As I drove home looking like a drowned rat, I reflected that packet soups and assorted just-add-water noodles are a cheap, quick, easy way to add a flavour punch to many dishes. As I perused the soups at Mace, vowing this would be my last store of the afternoon, I realised that I could have chosen any number of French onion substitutes for this chicken dinner.  The Florida Spring Vegetable concoction won because the ingredients list seemed to contain an impressive array of flavours.

But I did not stop at the four ingredients from Mum’s recipe – I added a garlic, chopped white onion, diced pancetta, chopped asparagus, a diced red pepper, salt and paprika… The white wine was a £4.50 bargain from Asda – a South African chenin blanc that I rescued from the discount shelf with its bright yellow price tag. If you don’t want to add wine to this chicken dinner, for this one, I’d recommend white grape juice, lemon juice, pomegranate juice or apple juice.

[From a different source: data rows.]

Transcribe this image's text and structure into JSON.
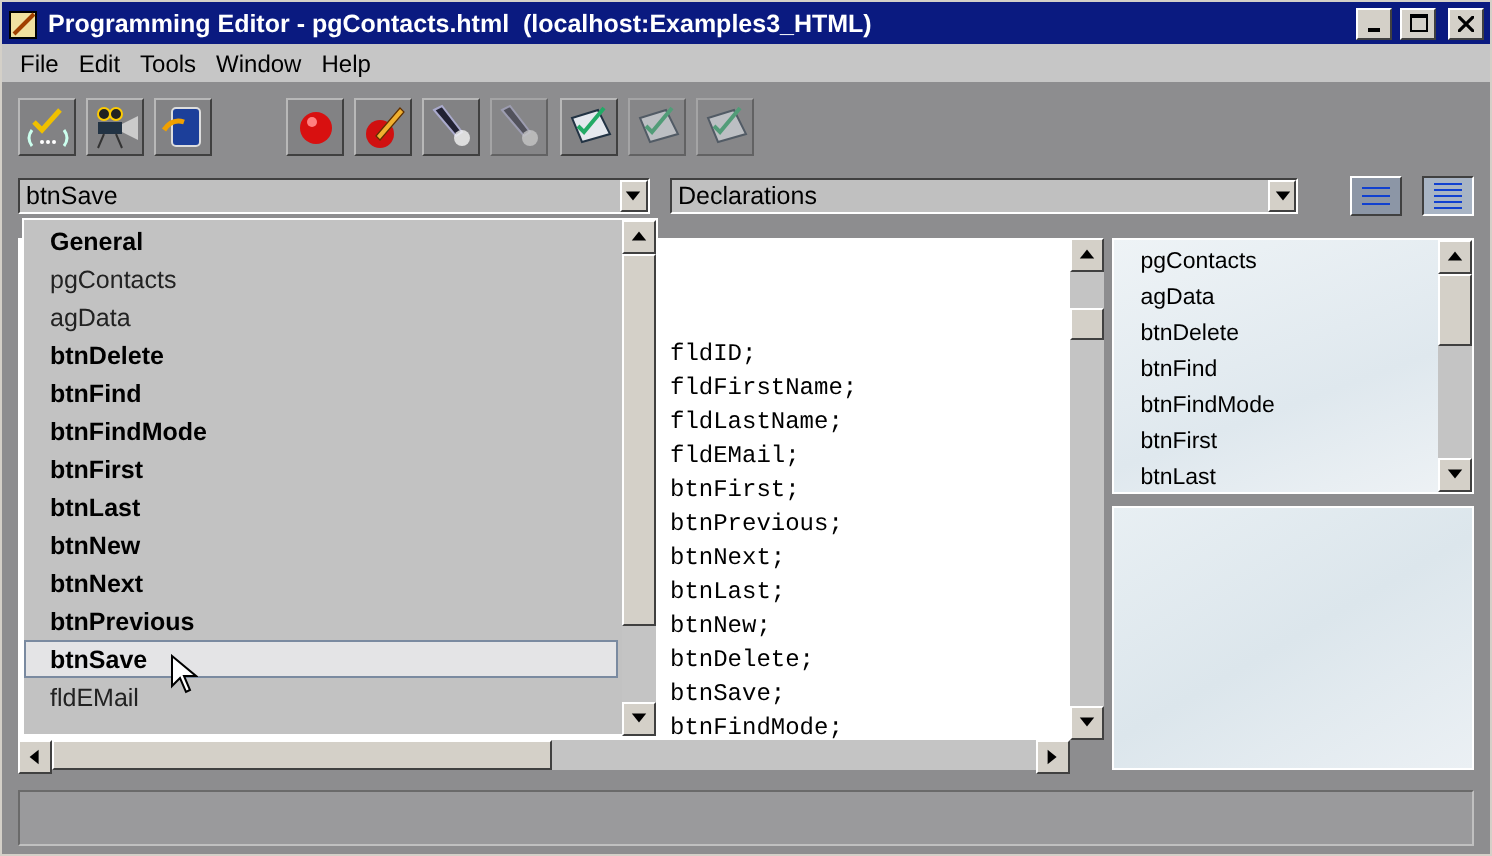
{
  "window": {
    "title": "Programming Editor - pgContacts.html  (localhost:Examples3_HTML)"
  },
  "menu": [
    "File",
    "Edit",
    "Tools",
    "Window",
    "Help"
  ],
  "toolbar_groups": [
    [
      {
        "kind": "check",
        "disabled": false
      },
      {
        "kind": "camera",
        "disabled": false
      },
      {
        "kind": "bucket",
        "disabled": false
      }
    ],
    [
      {
        "kind": "dot",
        "disabled": false
      },
      {
        "kind": "pencil",
        "disabled": false
      },
      {
        "kind": "flashlight",
        "disabled": false
      },
      {
        "kind": "flashlight",
        "disabled": true
      }
    ],
    [
      {
        "kind": "notepad",
        "disabled": false
      },
      {
        "kind": "notepad",
        "disabled": true
      },
      {
        "kind": "notepad",
        "disabled": true
      }
    ]
  ],
  "object_combo": {
    "value": "btnSave"
  },
  "procedure_combo": {
    "value": "Declarations"
  },
  "view_buttons": [
    {
      "kind": "procedure",
      "selected": false
    },
    {
      "kind": "full",
      "selected": true
    }
  ],
  "object_list": [
    {
      "label": "General",
      "bold": true,
      "selected": false
    },
    {
      "label": "pgContacts",
      "bold": false,
      "selected": false
    },
    {
      "label": "agData",
      "bold": false,
      "selected": false
    },
    {
      "label": "btnDelete",
      "bold": true,
      "selected": false
    },
    {
      "label": "btnFind",
      "bold": true,
      "selected": false
    },
    {
      "label": "btnFindMode",
      "bold": true,
      "selected": false
    },
    {
      "label": "btnFirst",
      "bold": true,
      "selected": false
    },
    {
      "label": "btnLast",
      "bold": true,
      "selected": false
    },
    {
      "label": "btnNew",
      "bold": true,
      "selected": false
    },
    {
      "label": "btnNext",
      "bold": true,
      "selected": false
    },
    {
      "label": "btnPrevious",
      "bold": true,
      "selected": false
    },
    {
      "label": "btnSave",
      "bold": true,
      "selected": true
    },
    {
      "label": "fldEMail",
      "bold": false,
      "selected": false
    }
  ],
  "code_lines": [
    "fldID;",
    "fldFirstName;",
    "fldLastName;",
    "fldEMail;",
    "btnFirst;",
    "btnPrevious;",
    "btnNext;",
    "btnLast;",
    "btnNew;",
    "btnDelete;",
    "btnSave;",
    "btnFindMode;"
  ],
  "side_list": [
    "pgContacts",
    "agData",
    "btnDelete",
    "btnFind",
    "btnFindMode",
    "btnFirst",
    "btnLast"
  ]
}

The chicken is cooked slowly in the oven in the soupy, wine mix so it stays tender and absorbs the flavours. It’s embarrassingly easy and my husband declared it to be “canny” – high praise from a laconic Geordie.

Ingredients

1 onion, chopped

100g pancetta

2 cloves garlic

1 tablespoon olive oil

1 packet powdered soup mix, such as French onion or vegetable

3/4 (175ml) cup white wine

3 tablespoons honey

300g diced chicken breast or thigh

6 asparagus spears, chopped into 3cm lenghts

1 large red pepper, diced

Salt and paprika to taste

Instructions

  1. Preheat the oven to 180 degrees Celsius.
  2. Fry the onion, pancetta and garlic in olive oil until the pancetta just starts to brown. Set aside.
  3. Place the chicken pieces evenly across the bottom of baking dish and add the onion, pancetta and garlic.
  4. In a small bowl, mix the soup powder, white wine and honey until well combined. Pour over the chicken.
  5. Cover and cook for one hour.
  6. Add the asparagus, red pepper, salt and paprika, turn the oven down to 150 degrees Celsius and cook for another 30 minutes.
  7. Serve with rice, noodles or potatoes. Plus Mum recommends a side of green beans sauteed in lemon juice and butter because why not.